Migrants : l’Europe amorphe

Bulldozers en action (Photo AFP)

Bulldozers en action
(Photo AFP)

Le gouvernement de Manuel Valls a appris sa leçon politique : le terrain est miné, il faut donc agir avec prudence. Alors que se multiplient les difficultés, immigration, Calais, droit du travail, inertie européenne, chômage, déflation, les réponses du pouvoir sont de plus en plus faibles.

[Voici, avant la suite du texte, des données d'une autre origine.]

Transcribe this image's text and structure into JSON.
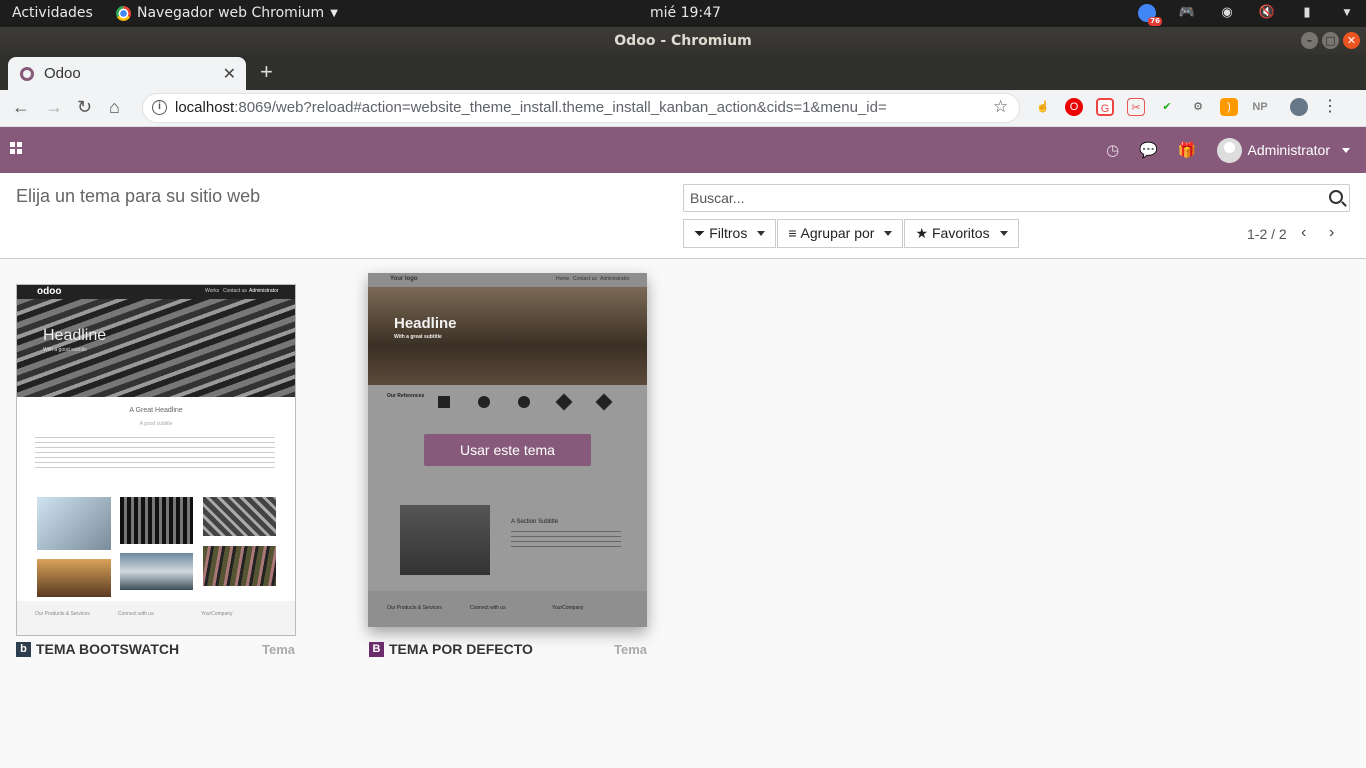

BERNARD CAZENEUVE a réussi à commencer l’évacuation de la zone sud de la « jungle » de Calais. Les forces de l’ordre se sont heurtées à une vive résistance des migrants qui y séjournent, ceux qui veulent rester là où ils sont et refusent d’être déplacés vers d’autres lieux, ceux qui croient encore qu’ils franchiront la Manche, ceux qui ont compris qu’un gouvernement démocratique les traitera avec le moins de brutalité possible. Ce qui n’a pas empêché le ministre de l’Intérieur de recourir à la manière forte. Au moins a-t-il commencé à accomplir la tâche qu’il s’est assignée. Quand on calcule le nombre de reculs de son gouvernement, sa performance semble héroïque.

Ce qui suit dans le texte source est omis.